Claus Fischer geht das Thema besonnener an. In seinem Büro über der Aral-Tankstelle an der Friedberger Straße relativiert er seinen Einfluss auf das Marktgeschehen. Preishoheit? Die Möglichkeit sei nur so groß, wie die Einstandspreise flexibel seien. Fischer ist nicht nur Eigentümer der Hessol (Hessische Oelwerke A. Fischer u. Sohn GmbH & Co. KG), er besitzt auch ein Tankstellennetz im Rhein-Main-Gebiet, Bayern und Thüringen. Er hat Lieferverträge für Aral (die deutsche Marke von BP) und Shell-Kraftstoffe. Wie viele Tankstellen das sind, will Fischer aber nicht öffentlich machen.
Die Mechanismen
Dafür verrät er einige Mechanismen der Benzinbranche. Der Ölpreis reagiere auf Schwankungen im Euro / -Dollar-Kurs, aber auch auf die Verfügbarkeit bestimmter Rohölsorten. Brent ist für Europa die wichtigste Rohölsorte. Brent ist ein eher leichtes Rohöl mit niedrigem Schwefelgehalt. Der Ursprung dieses Rohöls liegt zwischen den Shetlandinseln und Norwegen in der Nordsee. Durch Unterwasserpipelines wird es zu Ölterminals auf dem Festland gepumpt und von dort wird das Rohöl per Tanker oder Lkw weiter transportiert. Auch die internationale Politik spielt eine Rolle: libysches Erdöl habe in Deutschland einen Marktanteil von zehn Prozent, so Fischer.

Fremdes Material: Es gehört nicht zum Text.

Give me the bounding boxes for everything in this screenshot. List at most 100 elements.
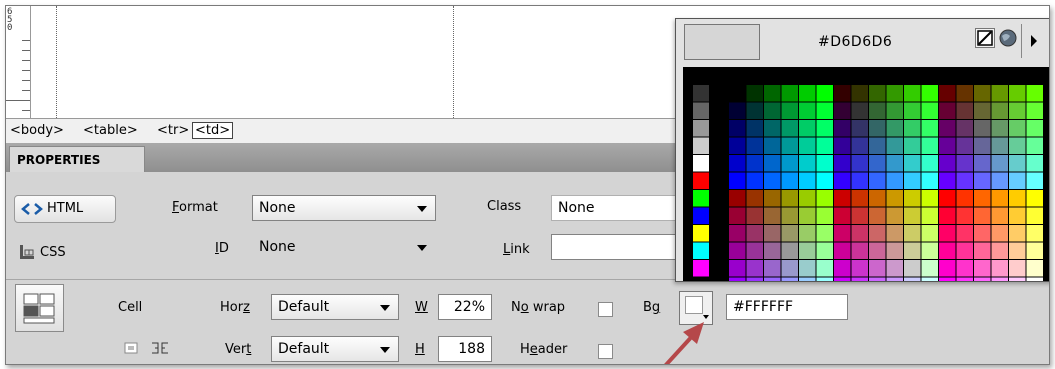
color-swatch[interactable] [956,260,974,277]
color-swatch[interactable] [886,277,904,283]
id-select[interactable]: None [252,234,436,260]
color-swatch[interactable] [851,102,869,120]
default-color-button[interactable] [975,28,995,48]
color-swatch[interactable] [956,277,974,283]
color-swatch[interactable] [693,137,709,155]
color-swatch[interactable] [869,242,886,260]
color-swatch[interactable] [816,225,834,242]
color-swatch[interactable] [939,207,956,225]
color-swatch[interactable] [816,120,834,137]
color-swatch[interactable] [729,172,746,190]
color-swatch[interactable] [1009,190,1026,207]
color-swatch[interactable] [1026,155,1044,172]
color-swatch-grid[interactable] [683,67,1050,282]
color-swatch[interactable] [956,85,974,102]
color-swatch[interactable] [1026,137,1044,155]
color-swatch[interactable] [939,120,956,137]
color-swatch[interactable] [869,260,886,277]
color-swatch[interactable] [764,207,781,225]
color-swatch[interactable] [799,155,816,172]
color-swatch[interactable] [886,225,904,242]
color-swatch[interactable] [869,85,886,102]
color-swatch[interactable] [834,242,851,260]
color-swatch[interactable] [764,277,781,283]
color-swatch[interactable] [921,190,939,207]
color-swatch[interactable] [781,85,799,102]
color-swatch[interactable] [1009,260,1026,277]
color-swatch[interactable] [921,207,939,225]
color-swatch[interactable] [816,137,834,155]
color-swatch[interactable] [764,190,781,207]
properties-tab[interactable]: PROPERTIES [9,146,145,173]
color-swatch[interactable] [904,172,921,190]
color-swatch[interactable] [939,137,956,155]
color-swatch[interactable] [1026,120,1044,137]
color-swatch[interactable] [974,207,991,225]
color-swatch[interactable] [764,225,781,242]
color-swatch[interactable] [869,155,886,172]
color-swatch[interactable] [729,260,746,277]
color-swatch[interactable] [939,190,956,207]
color-swatch[interactable] [834,102,851,120]
color-swatch[interactable] [1009,207,1026,225]
nowrap-checkbox[interactable] [598,302,613,317]
color-swatch[interactable] [799,225,816,242]
color-swatch[interactable] [729,85,746,102]
color-swatch[interactable] [764,155,781,172]
html-button[interactable]: HTML [14,195,116,223]
color-swatch[interactable] [974,102,991,120]
color-swatch[interactable] [799,137,816,155]
color-swatch[interactable] [904,225,921,242]
color-swatch[interactable] [869,137,886,155]
color-swatch[interactable] [781,277,799,283]
color-swatch[interactable] [869,190,886,207]
color-swatch[interactable] [974,225,991,242]
color-swatch[interactable] [693,120,709,137]
color-swatch[interactable] [799,85,816,102]
color-swatch[interactable] [781,102,799,120]
color-swatch[interactable] [921,225,939,242]
color-swatch[interactable] [834,172,851,190]
color-swatch[interactable] [1009,137,1026,155]
color-swatch[interactable] [799,277,816,283]
color-swatch[interactable] [1009,85,1026,102]
color-swatch[interactable] [746,155,764,172]
color-swatch[interactable] [1009,102,1026,120]
height-field[interactable]: 188 [438,336,492,362]
color-swatch[interactable] [904,120,921,137]
color-swatch[interactable] [956,190,974,207]
color-swatch[interactable] [939,277,956,283]
color-swatch[interactable] [1026,172,1044,190]
color-swatch[interactable] [693,102,709,120]
color-swatch[interactable] [729,155,746,172]
color-swatch[interactable] [799,120,816,137]
color-swatch[interactable] [869,102,886,120]
color-swatch[interactable] [746,172,764,190]
color-swatch[interactable] [816,260,834,277]
css-button-label[interactable]: CSS [40,245,66,260]
color-swatch[interactable] [886,85,904,102]
class-select[interactable]: None [551,195,681,221]
color-swatch[interactable] [851,277,869,283]
color-swatch[interactable] [939,85,956,102]
color-swatch[interactable] [729,207,746,225]
link-field[interactable] [551,234,681,260]
color-swatch[interactable] [1009,242,1026,260]
color-swatch[interactable] [956,155,974,172]
color-swatch[interactable] [693,260,709,277]
color-swatch[interactable] [834,155,851,172]
color-swatch[interactable] [816,102,834,120]
color-swatch[interactable] [746,277,764,283]
color-swatch[interactable] [816,155,834,172]
color-swatch[interactable] [693,207,709,225]
color-swatch[interactable] [764,120,781,137]
merge-cells-icon[interactable] [124,342,138,354]
color-swatch[interactable] [799,190,816,207]
color-swatch[interactable] [1026,190,1044,207]
color-swatch[interactable] [851,260,869,277]
vert-select[interactable]: Default [271,336,399,362]
color-swatch[interactable] [693,242,709,260]
color-swatch[interactable] [921,155,939,172]
color-swatch[interactable] [746,225,764,242]
color-swatch[interactable] [886,190,904,207]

„Das Tankstellengeschäft ist schwierig, sehr geringe Margen“, klagt Fischer und betont: „Die eigentlichen Gewinne werden alle am Bohrloch abgeschöpft.“ Die Tankstellen profitierten nicht von den Erhöhungen, weil deren Gewinn in Cent pro Liter und nicht in Prozent der Summe gerechnet werde.

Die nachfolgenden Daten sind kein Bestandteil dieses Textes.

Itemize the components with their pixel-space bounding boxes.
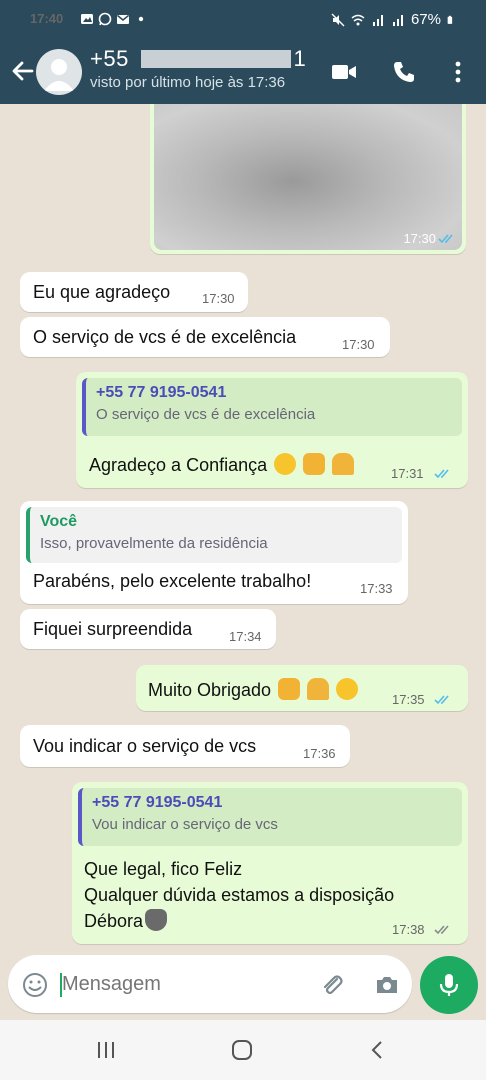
folded-hands-emoji [332,453,355,475]
read-ticks-icon [438,234,453,244]
redacted-block [141,50,292,68]
message-outgoing-reply[interactable]: +55 77 9195-0541 O serviço de vcs é de e… [76,372,468,488]
notification-icons [80,12,148,26]
more-options-icon[interactable] [444,58,472,86]
message-input[interactable] [62,968,302,1000]
message-time: 17:38 [392,922,425,937]
back-nav-icon[interactable] [366,1038,390,1062]
message-incoming[interactable]: Vou indicar o serviço de vcs 17:36 [20,725,350,767]
message-time: 17:30 [342,337,375,352]
quoted-sender: Você [40,513,78,530]
gallery-icon [81,14,93,24]
message-incoming-reply[interactable]: Você Isso, provavelmente da residência P… [20,501,408,604]
quoted-message[interactable]: +55 77 9195-0541 O serviço de vcs é de e… [82,378,462,436]
message-time: 17:33 [360,581,393,596]
message-incoming[interactable]: O serviço de vcs é de excelência 17:30 [20,317,390,357]
message-text: Que legal, fico Feliz Qualquer dúvida es… [84,856,394,934]
message-outgoing[interactable]: Muito Obrigado 17:35 [136,665,468,711]
contact-name-tail: 1 [293,46,307,71]
back-arrow-icon[interactable] [8,56,38,86]
contact-name-prefix: +55 [90,46,129,71]
message-time: 17:35 [392,692,425,707]
message-text-content: Muito Obrigado [148,680,272,700]
handshake-emoji [303,453,326,475]
wifi-icon [351,14,365,25]
contact-info[interactable]: +55 1 visto por último hoje às 17:36 [90,46,306,91]
message-outgoing-reply[interactable]: +55 77 9195-0541 Vou indicar o serviço d… [72,782,468,944]
message-composer[interactable] [8,955,412,1013]
blurred-image[interactable] [154,104,462,250]
message-line: Qualquer dúvida estamos a disposição [84,885,395,905]
attach-icon[interactable] [318,971,346,999]
message-time: 17:31 [391,466,424,481]
battery-icon [447,15,453,24]
quoted-message[interactable]: Você Isso, provavelmente da residência [26,507,402,563]
message-text: Eu que agradeço [33,282,171,302]
message-time: 17:30 [403,231,436,246]
voice-call-icon[interactable] [390,58,418,86]
quoted-text: O serviço de vcs é de excelência [96,406,316,423]
microphone-icon [439,974,459,996]
system-icons: 67% [331,11,456,28]
message-time: 17:36 [303,746,336,761]
video-call-icon[interactable] [330,58,358,86]
message-line: Que legal, fico Feliz [84,859,243,879]
message-time: 17:30 [202,291,235,306]
home-icon[interactable] [230,1038,254,1062]
camera-icon[interactable] [373,971,401,999]
read-ticks-icon [434,469,449,479]
signal-icon-2 [392,14,403,26]
message-incoming[interactable]: Fiquei surpreendida 17:34 [20,609,276,649]
quoted-text: Isso, provavelmente da residência [40,535,268,552]
signal-icon [372,14,383,26]
message-time: 17:34 [229,629,262,644]
grinning-face-emoji [336,678,359,700]
message-text: O serviço de vcs é de excelência [33,327,297,347]
gmail-icon [117,14,129,24]
last-seen: visto por último hoje às 17:36 [90,74,286,91]
quoted-sender: +55 77 9195-0541 [96,384,227,401]
message-text: Fiquei surpreendida [33,619,193,639]
battery-percent: 67% [410,11,441,28]
default-avatar-icon [44,59,74,91]
message-incoming[interactable]: Eu que agradeço 17:30 [20,272,248,312]
message-text: Vou indicar o serviço de vcs [33,736,257,756]
quoted-message[interactable]: +55 77 9195-0541 Vou indicar o serviço d… [78,788,462,846]
contact-name: +55 1 [90,46,306,72]
status-bar: 17:40 67% [0,0,486,40]
emoji-icon[interactable] [21,971,49,999]
dot-icon [138,16,144,22]
mute-icon [331,13,345,26]
folded-hands-emoji [307,678,330,700]
message-image-outgoing[interactable]: 17:30 [150,104,466,254]
message-text: Agradeço a Confiança [89,453,355,476]
handshake-emoji [278,678,301,700]
quoted-text: Vou indicar o serviço de vcs [92,816,278,833]
message-signature: Débora [84,911,144,931]
chat-header: +55 1 visto por último hoje às 17:36 [0,40,486,104]
chat-area[interactable]: 17:30 Eu que agradeço 17:30 O serviço de… [0,104,486,946]
avatar[interactable] [36,49,82,95]
status-time: 17:40 [30,11,64,26]
detective-emoji [145,909,168,931]
message-text-content: Agradeço a Confiança [89,455,268,475]
read-ticks-icon [434,695,449,705]
grinning-face-emoji [274,453,297,475]
message-line: Débora [84,908,394,934]
message-text: Muito Obrigado [148,678,359,701]
delivered-ticks-icon [434,925,449,935]
android-nav-bar [0,1020,486,1080]
recent-apps-icon[interactable] [94,1038,118,1062]
quoted-sender: +55 77 9195-0541 [92,794,223,811]
message-text: Parabéns, pelo excelente trabalho! [33,571,312,591]
whatsapp-icon [98,12,112,26]
voice-message-button[interactable] [420,956,478,1014]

Mit der Marke Hessol versuche er, „mit der Preisanpassung ein bisschen später zu sein.“ Drei bis vier Stunden hintendran, einen Cent günstiger, dass sind Fischers Stellschrauben. Aber „letztlich bleibt uns keine Wahl, als uns anzupassen.“
Zwei bis drei Mal täglich werden die Zahlen an der Preistafel elektronisch geändert. Der Verzicht auf größere Margen muss dann mit Mehrumsatz ausgeglichen werden. In diesem Sinne sieht der Tankstellenbesitzer seine Kunden als Verbündete: „Wenn die Autofahrer nicht mehr preissensibel tanken würden, könnte man diese Preispolitik nicht machen.“
Ins Ölgeschäft war Fischers Großvater im August 1919 als Mitbegründer der „Hessischen Oelwerke“ eingestiegen, damals allerdings nur mit Speiseölen und Fetten. Die wurden mit der Pferdekutsche ausgefahren. Firmensitz war damals noch das Fachwerkhaus „Alte Post“ in der Frankfurter Straße. Kraftstoffe nahm das Unternehmen erst nach dem Krieg ins Sortiment. Derzeit hat Hessol sechs Mitarbeiter.
Spediteure leiden
Unter den Spritpreisen leiden auch gewerbliche Kunden, wie der Massenheimer Spediteur Uwe Grillmayer. Dessen Laster müssen zwar nicht an der Zapfsäule von Hessol stehen, Grillmayer hat eine eigene Tankanlage. Doch weil dort alle zwei Wochen 30 000 Liter Diesel nachgefüllt werden müssen, spürt er den Preisdruck umso deutlicher. Zehn Cent mehr werden dann rasch zu 3000 Euro Mehrkosten. Das sei problematisch, findet Grillmayer, denn seine Kunden aus der Lebensmittelbranche hätten nur ganz knappe Margen, mitunter gebe es Nachverhandlungen, aber „den Rest müssen wir selbst schultern“.
Der Spediteur legt eine Dokumentation des Berufsverbandes Güterkraftverkehr, Logistik und Entsorgung vor. Derzufolge hat sich der Dieselpreis für Großverbraucher von 78,15 Euro pro 100 Liter im Januar 2005 auf 118,99 Euro erhöht. Im Februar 2012 stieg der Dieselpreis im Vergleich zum Vorjahr um 8,6 Prozent.